It’s been a great experience staying at the Baileys Hotel as a guest. I was one of the staff here nearly 30 years ago, from late 1982, working as a kitchen porter. From the outside, the hotel hasn’t changed. The front entrance is where it’s always been. Inside the foyer, or lobby, Reception is still to the right, the doorway to the lifts still to the left. But the old coffee shop overlooking Gloucester Road has been replaced by the more upmarket Olives, an Italian restaurant.
In my day, Baileys was owned by Indians, but they are long gone. Baileys is today owned by the Millennium group of hotels. But in 1983, while I worked here, the Indian owners established the Bombay Brasserie, nestled between the Baileys and the Gloucester Hotel next door, also a Millennium hotel. The Bombay Brasserie still exists, and is widely recognised as London’s finest Indian dining. I walked through the restaurant, and indeed it is very beautiful, the chandeliers magnificent.
I was escorted into the basement of Baileys for a nostalgic tour.

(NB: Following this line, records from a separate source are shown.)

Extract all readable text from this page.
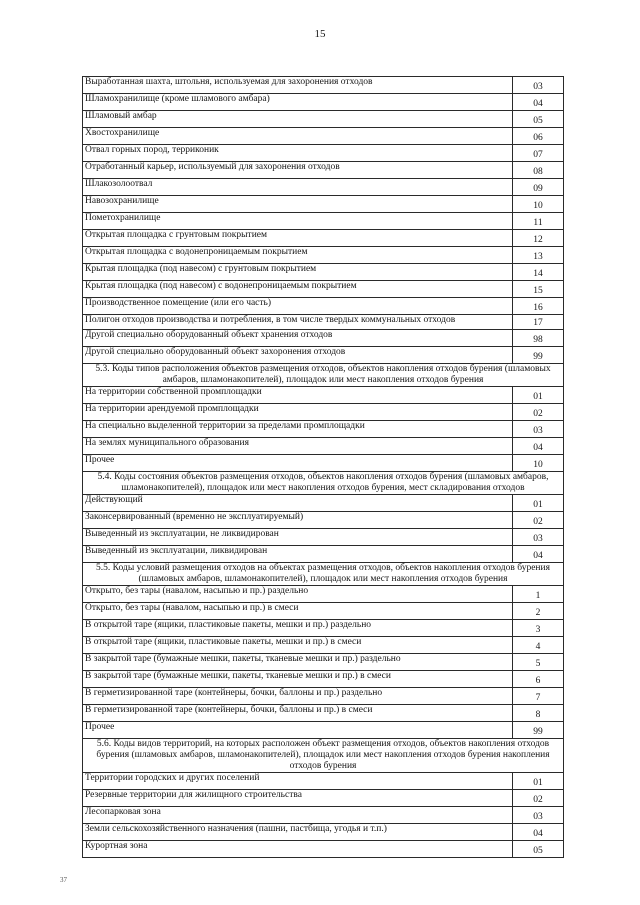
15
Выработанная шахта, штольня, используемая для захоронения отходов	03
Шламохранилище (кроме шламового амбара)	04
Шламовый амбар	05
Хвостохранилище	06
Отвал горных пород, терриконик	07
Отработанный карьер, используемый для захоронения отходов	08
Шлакозолоотвал	09
Навозохранилище	10
Пометохранилище	11
Открытая площадка с грунтовым покрытием	12
Открытая площадка с водонепроницаемым покрытием	13
Крытая площадка (под навесом) с грунтовым покрытием	14
Крытая площадка (под навесом) с водонепроницаемым покрытием	15
Производственное помещение (или его часть)	16
Полигон отходов производства и потребления, в том числе твердых коммунальных отходов	17
Другой специально оборудованный объект хранения отходов	98
Другой специально оборудованный объект захоронения отходов	99
5.3. Коды типов расположения объектов размещения отходов, объектов накопления отходов бурения (шламовых амбаров, шламонакопителей), площадок или мест накопления отходов бурения	
На территории собственной промплощадки	01
На территории арендуемой промплощадки	02
На специально выделенной территории за пределами промплощадки	03
На землях муниципального образования	04
Прочее	10
5.4. Коды состояния объектов размещения отходов, объектов накопления отходов бурения (шламовых амбаров, шламонакопителей), площадок или мест накопления отходов бурения, мест складирования отходов	
Действующий	01
Законсервированный (временно не эксплуатируемый)	02
Выведенный из эксплуатации, не ликвидирован	03
Выведенный из эксплуатации, ликвидирован	04
5.5. Коды условий размещения отходов на объектах размещения отходов, объектов накопления отходов бурения (шламовых амбаров, шламонакопителей), площадок или мест накопления отходов бурения	
Открыто, без тары (навалом, насыпью и пр.) раздельно	1
Открыто, без тары (навалом, насыпью и пр.) в смеси	2
В открытой таре (ящики, пластиковые пакеты, мешки и пр.) раздельно	3
В открытой таре (ящики, пластиковые пакеты, мешки и пр.) в смеси	4
В закрытой таре (бумажные мешки, пакеты, тканевые мешки и пр.) раздельно	5
В закрытой таре (бумажные мешки, пакеты, тканевые мешки и пр.) в смеси	6
В герметизированной таре (контейнеры, бочки, баллоны и пр.) раздельно	7
В герметизированной таре (контейнеры, бочки, баллоны и пр.) в смеси	8
Прочее	99
5.6. Коды видов территорий, на которых расположен объект размещения отходов, объектов накопления отходов бурения (шламовых амбаров, шламонакопителей), площадок или мест накопления отходов бурения накопления отходов бурения	
Территории городских и других поселений	01
Резервные территории для жилищного строительства	02
Лесопарковая зона	03
Земли сельскохозяйственного назначения (пашни, пастбища, угодья и т.п.)	04
Курортная зона	05
37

The place has totally changed. The layout is nothing like it used to be. The kitchen I worked in, which serviced the old coffee shop above, no longer exists. And the quality of the basement itself is superior to the early 80s. Today, the floor is covered in lino, and the walls have the standard plastic attachments that seem to go with quality building work. In the old days, the basement was very rudimentary. The floor was concrete, and the walls bare, hard and no frills. The corridor leading to what used to be the staff canteen still slopes downwards. But, unlike before, the basement of the Baileys leads into the basement of the Gloucester.